Which is better at processing information, an artificial intelligence platform or the average human brain?
While it may seem like we’re centuries away from AI that can replicate the human brain, the answer depends on what kind of cognitive power being put to the test.
When it comes to memory, thought and learning, the human mind essentially breaks down into two arenas: implicit thought and explicit thought.
Explicit thoughts is what many would call “book smart.” And AI has proven that it’s already much better than humans at this type of processing. It’s what makes IBM’s Watson a more capable “Jeopardy!” contestant than Ken Jennings, and it’s what allows computers to best human players at strategy games like chess and Go. Algorithms already have the ability to make comb through and prioritize large amounts of information much more quickly and efficiently than the human brain. (Surprisingly, it’s not data storage that limits the human brain, which has 100 billion neurons capable of storing an estimated one quadrillion bytes of data.)
Then there is implicit memory, which humans gather unconsciously. It’s the basis of how infants learn from the world around them. It’s how we learn how to talk without first being taught all the rules of grammar. And when it comes to implicit thought and behavior, AI is nowhere near human cognition. Yes, there are some projects that are beginning to focus on reinforcement learning, where machines like self-driving cars practice certain behaviors until they get them right, but these algorithms are still being fed a ton of upfront data. In fact, some AI researchers believe the functions of the human brain that evolved to interpret the outside world will never be replicated.
However, others are trying. Whether attempting to build AI platforms that replicate the brain or even attempting to enhance the human brain with computing power, companies and organizations are beginning to explore this futuristic-sounding field.
Allen Institute for Artificial Intelligence
The Allen Institute for Artificial Intelligence wants to create an artificial brain that can pass a high school science exam. Beyond a simple question-answer format, the institute, which was founded by Microsoft co-founder Paul Allen, wants the AI to be able to explain its reasoning.
After this initial task, the institute aims to “reverse-engineer” brainpower, to understand the basis of natural intelligence by modeling and simulating the human brain.

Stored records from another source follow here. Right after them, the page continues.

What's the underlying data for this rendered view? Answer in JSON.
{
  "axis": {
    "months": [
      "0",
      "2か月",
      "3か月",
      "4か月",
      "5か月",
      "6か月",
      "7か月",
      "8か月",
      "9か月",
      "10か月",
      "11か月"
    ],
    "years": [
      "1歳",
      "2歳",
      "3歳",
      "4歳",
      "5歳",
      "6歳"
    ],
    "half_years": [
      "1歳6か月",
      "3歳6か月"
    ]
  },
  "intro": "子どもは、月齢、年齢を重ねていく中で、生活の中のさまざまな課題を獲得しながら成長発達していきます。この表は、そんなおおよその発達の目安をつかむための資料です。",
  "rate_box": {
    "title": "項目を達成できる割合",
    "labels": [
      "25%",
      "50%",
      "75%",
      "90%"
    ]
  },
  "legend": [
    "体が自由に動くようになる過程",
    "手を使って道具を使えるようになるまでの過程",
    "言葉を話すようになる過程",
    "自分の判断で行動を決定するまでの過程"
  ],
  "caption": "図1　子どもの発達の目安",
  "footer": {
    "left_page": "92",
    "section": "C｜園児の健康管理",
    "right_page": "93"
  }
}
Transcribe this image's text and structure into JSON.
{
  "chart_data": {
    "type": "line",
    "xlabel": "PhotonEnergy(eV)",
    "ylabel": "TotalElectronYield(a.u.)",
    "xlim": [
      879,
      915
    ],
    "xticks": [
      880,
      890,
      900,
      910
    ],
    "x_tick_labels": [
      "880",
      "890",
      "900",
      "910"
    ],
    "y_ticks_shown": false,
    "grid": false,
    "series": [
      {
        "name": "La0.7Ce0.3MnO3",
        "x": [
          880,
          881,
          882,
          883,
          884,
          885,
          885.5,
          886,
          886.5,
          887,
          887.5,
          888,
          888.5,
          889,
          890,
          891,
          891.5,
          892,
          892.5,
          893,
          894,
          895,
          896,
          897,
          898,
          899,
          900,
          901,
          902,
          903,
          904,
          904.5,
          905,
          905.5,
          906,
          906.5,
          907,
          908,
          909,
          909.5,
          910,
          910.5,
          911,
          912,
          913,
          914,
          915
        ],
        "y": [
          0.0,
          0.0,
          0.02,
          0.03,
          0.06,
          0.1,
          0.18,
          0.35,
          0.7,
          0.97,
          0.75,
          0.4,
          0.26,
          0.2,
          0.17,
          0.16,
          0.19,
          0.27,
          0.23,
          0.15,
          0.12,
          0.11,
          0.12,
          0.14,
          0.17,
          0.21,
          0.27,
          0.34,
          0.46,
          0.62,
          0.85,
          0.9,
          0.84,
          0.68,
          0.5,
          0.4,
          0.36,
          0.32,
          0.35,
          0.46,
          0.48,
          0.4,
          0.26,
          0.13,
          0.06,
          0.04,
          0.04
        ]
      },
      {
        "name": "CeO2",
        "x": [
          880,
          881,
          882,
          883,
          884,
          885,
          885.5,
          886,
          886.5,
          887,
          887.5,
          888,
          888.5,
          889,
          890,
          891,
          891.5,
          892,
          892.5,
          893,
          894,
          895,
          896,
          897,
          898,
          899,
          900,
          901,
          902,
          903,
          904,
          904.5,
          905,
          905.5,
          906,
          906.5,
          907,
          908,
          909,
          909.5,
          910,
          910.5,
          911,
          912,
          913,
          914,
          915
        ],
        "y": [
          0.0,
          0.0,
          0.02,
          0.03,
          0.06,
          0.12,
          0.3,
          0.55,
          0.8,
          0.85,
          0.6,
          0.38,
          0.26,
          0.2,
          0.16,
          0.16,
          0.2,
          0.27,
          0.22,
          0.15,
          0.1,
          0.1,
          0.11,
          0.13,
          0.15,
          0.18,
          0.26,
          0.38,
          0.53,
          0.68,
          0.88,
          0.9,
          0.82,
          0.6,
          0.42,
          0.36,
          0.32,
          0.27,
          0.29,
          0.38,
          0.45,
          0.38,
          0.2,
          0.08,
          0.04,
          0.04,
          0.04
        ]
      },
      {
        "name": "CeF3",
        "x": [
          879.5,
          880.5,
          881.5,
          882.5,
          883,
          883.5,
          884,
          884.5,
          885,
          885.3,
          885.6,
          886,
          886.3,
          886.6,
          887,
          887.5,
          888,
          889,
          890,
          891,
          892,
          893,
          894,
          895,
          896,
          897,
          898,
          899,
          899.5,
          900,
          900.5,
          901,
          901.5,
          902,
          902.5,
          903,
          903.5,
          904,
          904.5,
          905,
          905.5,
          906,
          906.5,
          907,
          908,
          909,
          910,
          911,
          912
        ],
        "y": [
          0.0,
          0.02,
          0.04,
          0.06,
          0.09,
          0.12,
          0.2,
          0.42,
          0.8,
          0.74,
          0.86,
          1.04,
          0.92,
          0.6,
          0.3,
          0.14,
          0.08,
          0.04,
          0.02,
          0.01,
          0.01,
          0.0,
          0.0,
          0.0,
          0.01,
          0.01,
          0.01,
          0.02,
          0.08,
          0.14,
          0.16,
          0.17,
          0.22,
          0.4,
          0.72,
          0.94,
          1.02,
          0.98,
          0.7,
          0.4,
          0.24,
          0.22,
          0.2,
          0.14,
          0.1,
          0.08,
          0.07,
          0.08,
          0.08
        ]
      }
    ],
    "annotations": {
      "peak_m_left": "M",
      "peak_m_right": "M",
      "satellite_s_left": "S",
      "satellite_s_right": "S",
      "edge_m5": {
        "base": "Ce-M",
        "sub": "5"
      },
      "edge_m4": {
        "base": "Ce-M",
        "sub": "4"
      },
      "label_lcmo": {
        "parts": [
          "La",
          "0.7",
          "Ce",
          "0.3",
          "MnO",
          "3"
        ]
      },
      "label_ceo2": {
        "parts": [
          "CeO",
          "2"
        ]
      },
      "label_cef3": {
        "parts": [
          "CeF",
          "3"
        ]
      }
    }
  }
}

Former Braintree founder Bryan Johnson has put $100 million of his own money into his new startup, Kernel, which wants to augment human intelligence through an implanted device that aims to improve the brain. For now, these efforts will focus on correcting cognitive impairments, like Alzheimer’s by hacking the brain’s “neural code.” The concept is very ambitious, so much so that Johnson will not accept any outside funding at this time, but projects it will need $1 billion over time.
Founded by Tesla and SpaceX CEO Elon Musk, Neuralink strives for “a closer merger of biological intelligence and digital intelligence.” Instead of attempting to build a computer that could outsmart a human, Neuralink’s mission is to enhance humans through digital computing. In its first effort, the company plans to use neural lace and implanted electrodes to treat neurological disorders, like epilepsy and depression, according to The Wall Street Journal.
It’s clear some of the biggest names in computers and futurism are keen on understanding how neurology and computer science could mesh to enhance both humans and AI. Just where this field will go far into the future is anybody’s guess, but the emergence of this trend in the last few years proves the AI community is just beginning to flex its muscles after recent advances in deep learning and neural networks.